Four Clark School Professors Named Distinguished University Professor

Four Clark School Professors Named Distinguished University Professor

Four Clark School Professors Named Distinguished University Professor

In 2016, four of the 10 Distinguished University Professors named by the University of Maryland are Clark School professors.

Distinguished University Professor is an official title, and the highest academic honor that the University of Maryland confers upon a faculty member. It is reserved for a small number of exceptionally distinguished scholars.

Distinguished University Professors are selected from faculty who have been recognized nationally and internationally for the importance of their scholarly or creative achievements and who have demonstrated the breadth of interest characteristically encompassed by the traditional role of scholar, teacher, and public servant.

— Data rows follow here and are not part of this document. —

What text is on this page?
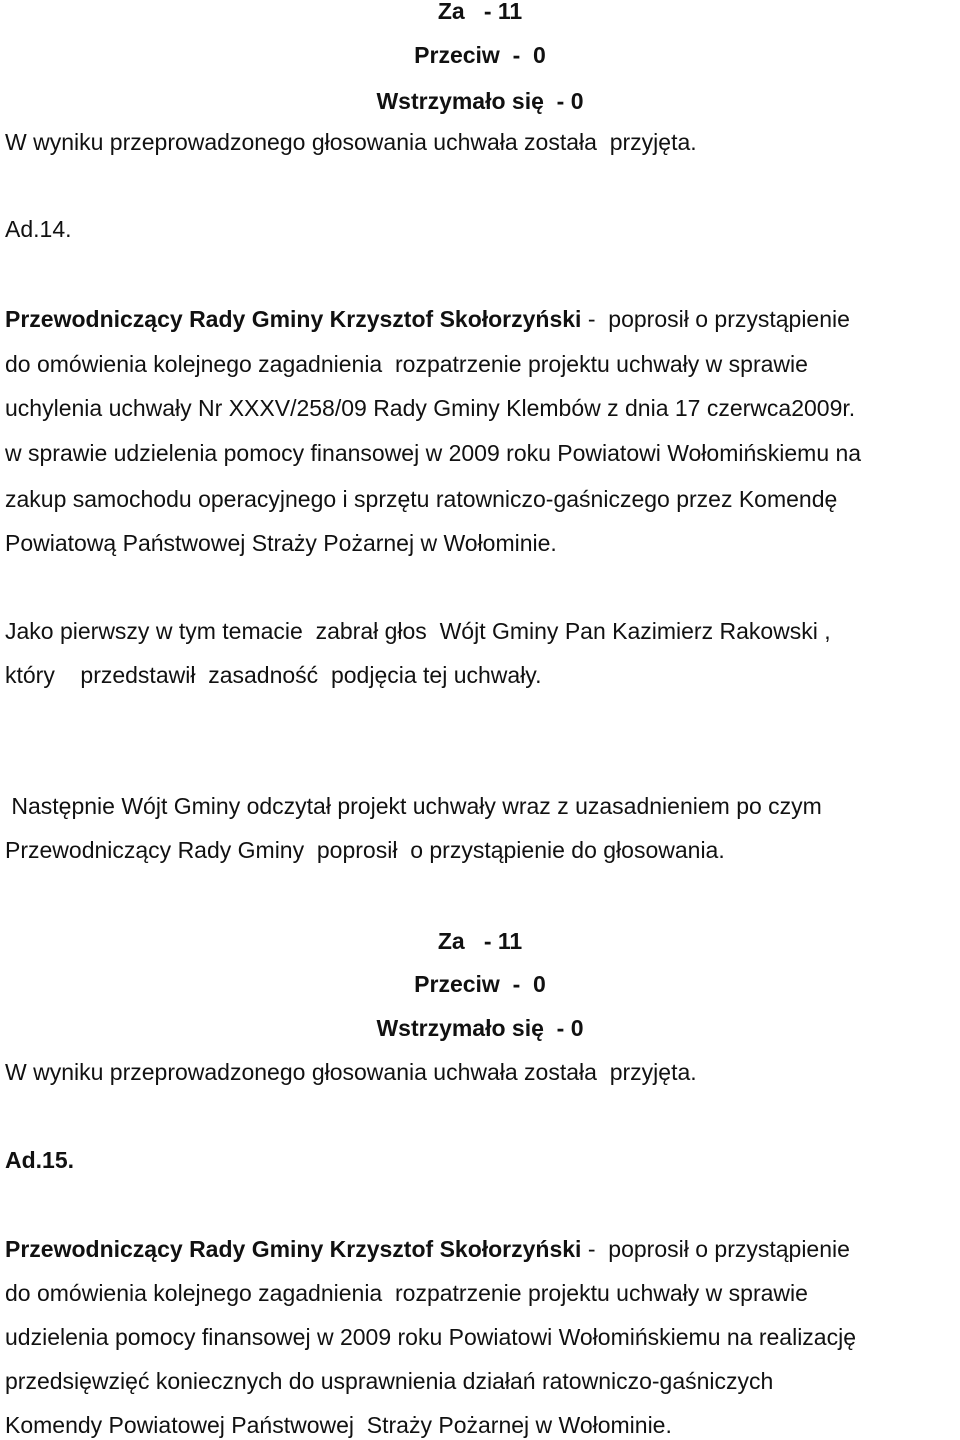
Za   - 11
Przeciw  -  0
Wstrzymało się  - 0
W wyniku przeprowadzonego głosowania uchwała została  przyjęta.
Ad.14.
Przewodniczący Rady Gminy Krzysztof Skołorzyński -  poprosił o przystąpienie
do omówienia kolejnego zagadnienia  rozpatrzenie projektu uchwały w sprawie
uchylenia uchwały Nr XXXV/258/09 Rady Gminy Klembów z dnia 17 czerwca2009r.
w sprawie udzielenia pomocy finansowej w 2009 roku Powiatowi Wołomińskiemu na
zakup samochodu operacyjnego i sprzętu ratowniczo-gaśniczego przez Komendę
Powiatową Państwowej Straży Pożarnej w Wołominie.
Jako pierwszy w tym temacie  zabrał głos  Wójt Gminy Pan Kazimierz Rakowski ,
który    przedstawił  zasadność  podjęcia tej uchwały.
Następnie Wójt Gminy odczytał projekt uchwały wraz z uzasadnieniem po czym
Przewodniczący Rady Gminy  poprosił  o przystąpienie do głosowania.
Za   - 11
Przeciw  -  0
Wstrzymało się  - 0
W wyniku przeprowadzonego głosowania uchwała została  przyjęta.
Ad.15.
Przewodniczący Rady Gminy Krzysztof Skołorzyński -  poprosił o przystąpienie
do omówienia kolejnego zagadnienia  rozpatrzenie projektu uchwały w sprawie
udzielenia pomocy finansowej w 2009 roku Powiatowi Wołomińskiemu na realizację
przedsięwzięć koniecznych do usprawnienia działań ratowniczo-gaśniczych
Komendy Powiatowej Państwowej  Straży Pożarnej w Wołominie.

The Clark School's 2016 Distinguished University Professors are:

Mikhail Anisimov, professor of chemical and biomolecular engineering with a joint appointment in the Institute for Physical Science and Technology (IPST).

Anisimov's research interests are in mesoscopic and nanoscale thermodynamics, critical phenomena, and phase transitions in soft matter. 

William Bentley, Robert E. Fischell Distinguished Professor and Director of the Robert E. Fischell Institute for Biomedical Devices.

Bentley's research focuses on the development of molecular tools that facilitate the expression of biologically active proteins.

Rama Chellappa, Minta Martin Professor of Engineering and Chair of the Department of Electrical and Computer Engineering.

Chellappa's research includes signal and image processing, computer vision, pattern recognition, multi-dimension stochastic processes, statistical interference, image analysis, robust and secure biometrics, and artificial intelligence in computer vision. 

Gary Rubloff, Minta Martin Professor of Engineering, Director of the Maryland NanoCenter, and Director of the Nanostructures for Electrical Energy Storage Research Center with a joint appointment in the Institute for Systems Research (ISR).

Rubloff's research has included solid state physics, surface physics and chemistry, interfaces, semiconductor materials and processing science and technology, process diagnostics and modeling, manufacturing science, combinatorial materials science, biomaterials, and bioMEMS.

Congratulations to these outstanding Clark School faculty!